Others who have thought more about integrating logging with the native
platform capabilities might have more to say on this.

-r

On Fri, Dec 21, 2018 at 3:53 AM Dominic Kim <st...@gmail.com> wrote:

> Dear whiskers.
>
> I am starting this thread to discuss the better way to collect action logs.
> After this commit(
>
> https://github.com/apache/incubator-openwhisk/commit/57475367b509fd2d4c14f5678d0c26642c52cc91
> )
> is merged, TPS for blocking call is significantly decreased.
> It's about 1/10 of previous results.
>
> I think the logic behind that PR is quite fair.
> But still, such a huge performance degradation would not be the one that we
> want.
> I performed simple benchmarks and figured out this is because log
> collection takes a long time.
> (Performed benchmarking with 0 log limit and observed high TPS.)
>
> One more related issue is the log collection with the action concurrency.
> AFAIK, logs for each invocation are differentiated by some special string,
> so-called "sentinel".
> This way does fit well when there is no concurrency(the concurrency limit
> is 1).
>
> But if we enable the concurrency, logs are interleaved and the sentinel is
> no longer effective as is.
> So currently, if we want to enable concurrency, we need to disable log
> collection or use different LogStore implementation with external log
> collection capability.
>
> Above issues imply the needs for a new way to collect and manage logs.
>
> The current solution depends on container logs, ContainerProxy accesses
> directly to the container log file and collect them as an AkkaStream.
> Since it introduces disk IO, it's relatively slow.
>
>
> Without deep consideration, I think one option is to include logs in the
> activation response from the action container.
> With concurrency, each invocation will keep its own buffered stream to
> write logs and create an activation response including it.
> Each currency invocation will create its own buffered stream, logs for each
> invocation can be segregated.
> It happens in the memory only, I expect it would show better performance in
> general.
>
> One issue is the log limit.

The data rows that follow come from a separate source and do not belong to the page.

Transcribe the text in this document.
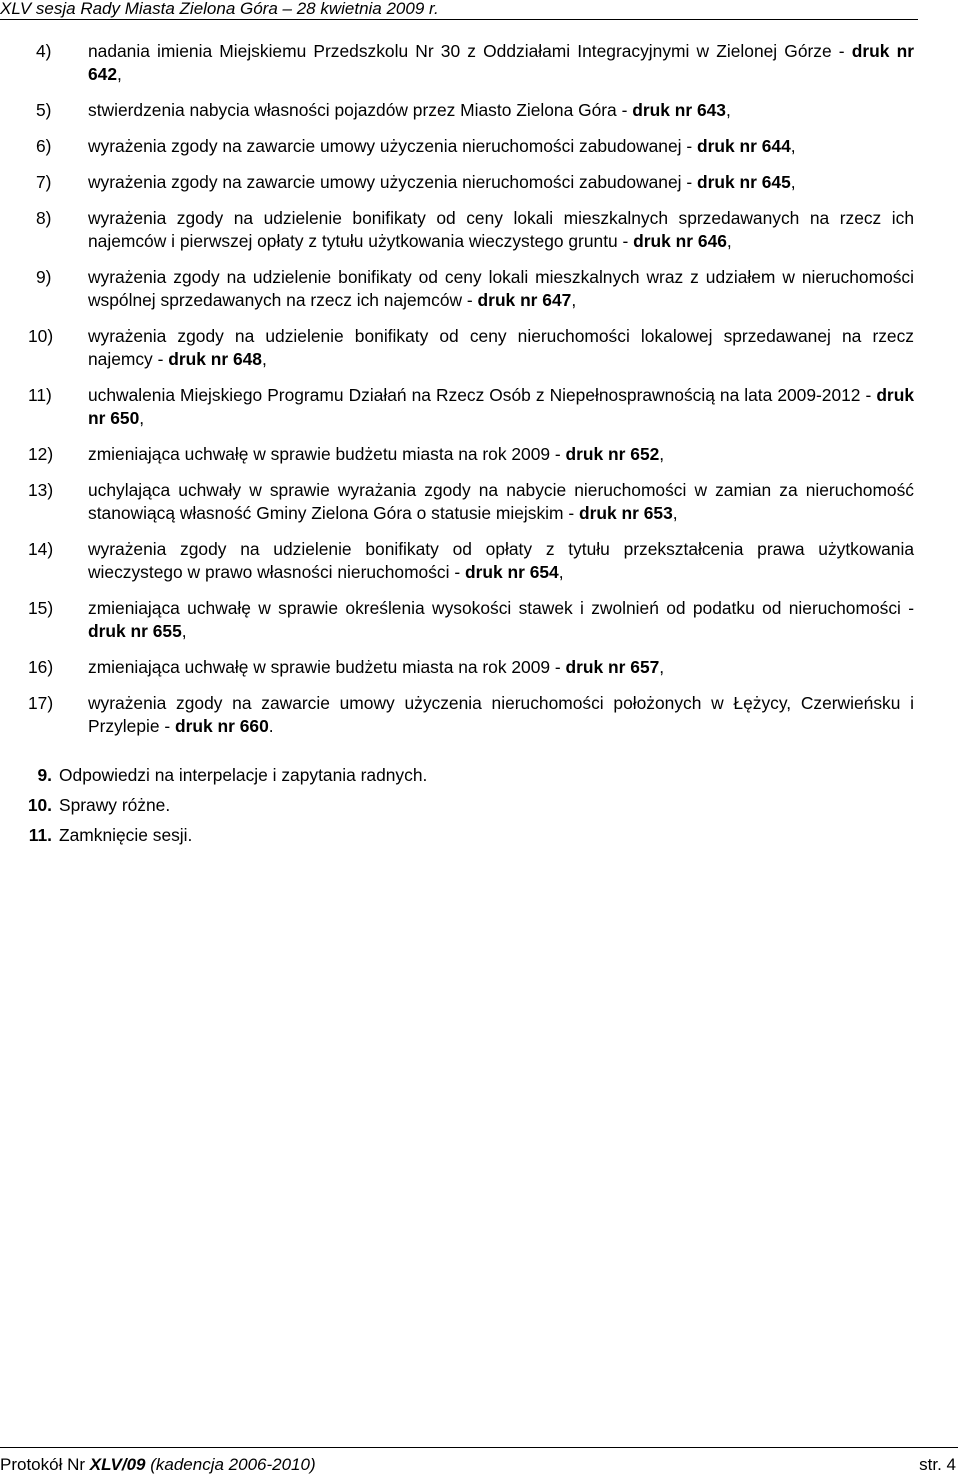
XLV sesja Rady Miasta Zielona Góra – 28 kwietnia 2009 r.
4) nadania imienia Miejskiemu Przedszkolu Nr 30 z Oddziałami Integracyjnymi w Zielonej Górze - druk nr 642,
5) stwierdzenia nabycia własności pojazdów przez Miasto Zielona Góra - druk nr 643,
6) wyrażenia zgody na zawarcie umowy użyczenia nieruchomości zabudowanej - druk nr 644,
7) wyrażenia zgody na zawarcie umowy użyczenia nieruchomości zabudowanej - druk nr 645,
8) wyrażenia zgody na udzielenie bonifikaty od ceny lokali mieszkalnych sprzedawanych na rzecz ich najemców i pierwszej opłaty z tytułu użytkowania wieczystego gruntu - druk nr 646,
9) wyrażenia zgody na udzielenie bonifikaty od ceny lokali mieszkalnych wraz z udziałem w nieruchomości wspólnej sprzedawanych na rzecz ich najemców - druk nr 647,
10) wyrażenia zgody na udzielenie bonifikaty od ceny nieruchomości lokalowej sprzedawanej na rzecz najemcy - druk nr 648,
11) uchwalenia Miejskiego Programu Działań na Rzecz Osób z Niepełnosprawnością na lata 2009-2012 - druk nr 650,
12) zmieniająca uchwałę w sprawie budżetu miasta na rok 2009 - druk nr 652,
13) uchylająca uchwały w sprawie wyrażania zgody na nabycie nieruchomości w zamian za nieruchomość stanowiącą własność Gminy Zielona Góra o statusie miejskim - druk nr 653,
14) wyrażenia zgody na udzielenie bonifikaty od opłaty z tytułu przekształcenia prawa użytkowania wieczystego w prawo własności nieruchomości - druk nr 654,
15) zmieniająca uchwałę w sprawie określenia wysokości stawek i zwolnień od podatku od nieruchomości - druk nr 655,
16) zmieniająca uchwałę w sprawie budżetu miasta na rok 2009 - druk nr 657,
17) wyrażenia zgody na zawarcie umowy użyczenia nieruchomości położonych w Łężycy, Czerwieńsku i Przylepie - druk nr 660.
9. Odpowiedzi na interpelacje i zapytania radnych.
10. Sprawy różne.
11. Zamknięcie sesji.
Protokół Nr XLV/09 (kadencja 2006-2010)	str. 4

The current maximum log limit is 10MB.
> But I have been curious there is the real case that one function generates
> 10MB logs for each invocation.
> If yes, would it be really meaningful for users? I think it would not be
> easy to look into it.
>
> If we can reduce the maximum limit to 1MB or less, it might be effective to
> collect logs in this way.
> Since I did not ponder on it, there might be some side effects.
>
> Please share any idea or feedbacks.
>
> Thanks
> Regards
> Dominic.
>